Sánchez Ron habla también de las técnicas para cortar y pegar segmentos de cadenas de ADN (la macromolécula base de la herencia, ácido desoxirribonucleico; constituido por agrupaciones específicas de hidrógeno, oxigeno, carbono, nitrógeno y fósforo). Sin embargo, deja de citar a Francis Mojica, un microbiólogo decisivo en tales técnicas. Este profesor de la universidad de Alicante descubrió hace casi treinta años algo asombroso. Estudiando las arqueas, microorganismos unicelulares que son procariotas (esto es, que carecen de núcleo celular y su material genético no está separado del citoplasma), observó que repetían unas peculiares secuencias de ADN y que desarrollaban un sistema de defensa frente a los virus que las infectaban al introducirles su material genético. Este sistema consiste en recoger un fragmento de ese material, introducirlo en su propio genoma (un libro de instrucciones y de memoria) y lograr, así, inmunizarse de forma específica. Se estima que el 40% de las bacterias del océano son destruidas por virus cada día.

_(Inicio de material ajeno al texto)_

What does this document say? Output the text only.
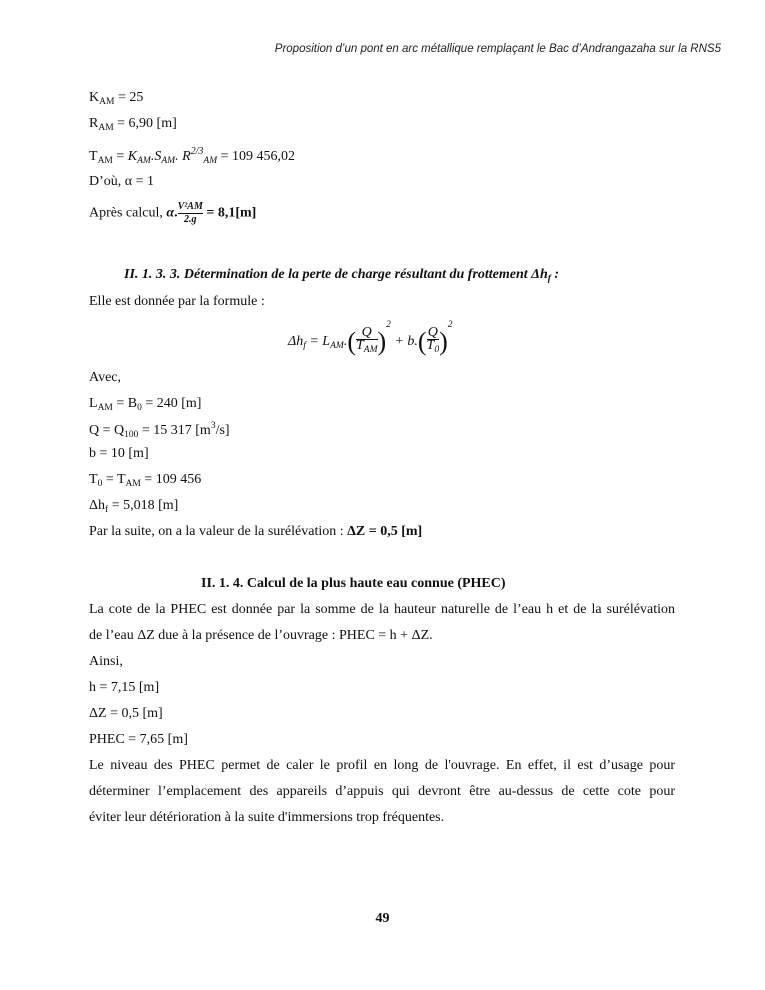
Proposition d’un pont en arc métallique remplaçant le Bac d’Andrangazaha sur la RNS5
$K_{AM} = 25$
$R_{AM} = 6,90$ [m]
$T_{AM} = K_{AM}.S_{AM}$. $R^{2/3}_{AM} = 109$ 456,02
D’où, α = 1
Après calcul, α. $\frac{\text{V²AM}}{2.g} = 8,1[m]$
II. 1. 3. 3. Détermination de la perte de charge résultant du frottement $\Delta h_f$ :
Elle est donnée par la formule :
$\Delta h_f = L_{AM}.( \frac{Q}{T_{AM}} )^2 + b.( \frac{Q}{T_0} )^2$
Avec,
$L_{AM} = B_0 = 240$ [m]
$Q = Q_{100} = 15$ 317 $[m^3/s]$
b = 10 [m]
$T_0 = T_{AM} = 109$ 456
$\Delta h_f = 5,018$ [m]
Par la suite, on a la valeur de la surélévation : ΔZ = 0,5 [m]
II. 1. 4. Calcul de la plus haute eau connue (PHEC)
La cote de la PHEC est donnée par la somme de la hauteur naturelle de l’eau h et de la surélévation
de l’eau ΔZ due à la présence de l’ouvrage : PHEC = h + ΔZ.
Ainsi,
h = 7,15 [m]
ΔZ = 0,5 [m]
PHEC = 7,65 [m]
Le niveau des PHEC permet de caler le profil en long de l'ouvrage. En effet, il est d’usage pour
déterminer l’emplacement des appareils d’appuis qui devront être au-dessus de cette cote pour
éviter leur détérioration à la suite d'immersions trop fréquentes.
49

Francis Mojica captó que era para los humanos un espléndido modelo a imitar: el uso de unas tijeras moleculares programadas, que él bautizó con el acrónimo CRISPR. Este término, hoy reconocido en todo el mundo, significa: Clustered Regularly Intespaced Palindromic Repeats; esto es: Repeticiones palindrómicas cortas agrupadas y regularmente espaciadas. Valga decir que palíndromo es una palabra o frase que se lee igual de izquierda a derecha que al revés; por ejemplo: anilina. Se trata de una tecnología sencilla, precisa y barata, con una prometedora repercusión en biomedicina, con realizaciones prácticas en agricultura y ganadería. Modificar genes en todo tipo de células; activar, desactivar o corregir cualquier gen. Al no trabajar en las aplicaciones de edición genética, el equipo investigador de Francis Mojica ha quedado al margen de los focos que otorgan los mejores reconocimientos. Pero debe ser reivindicado.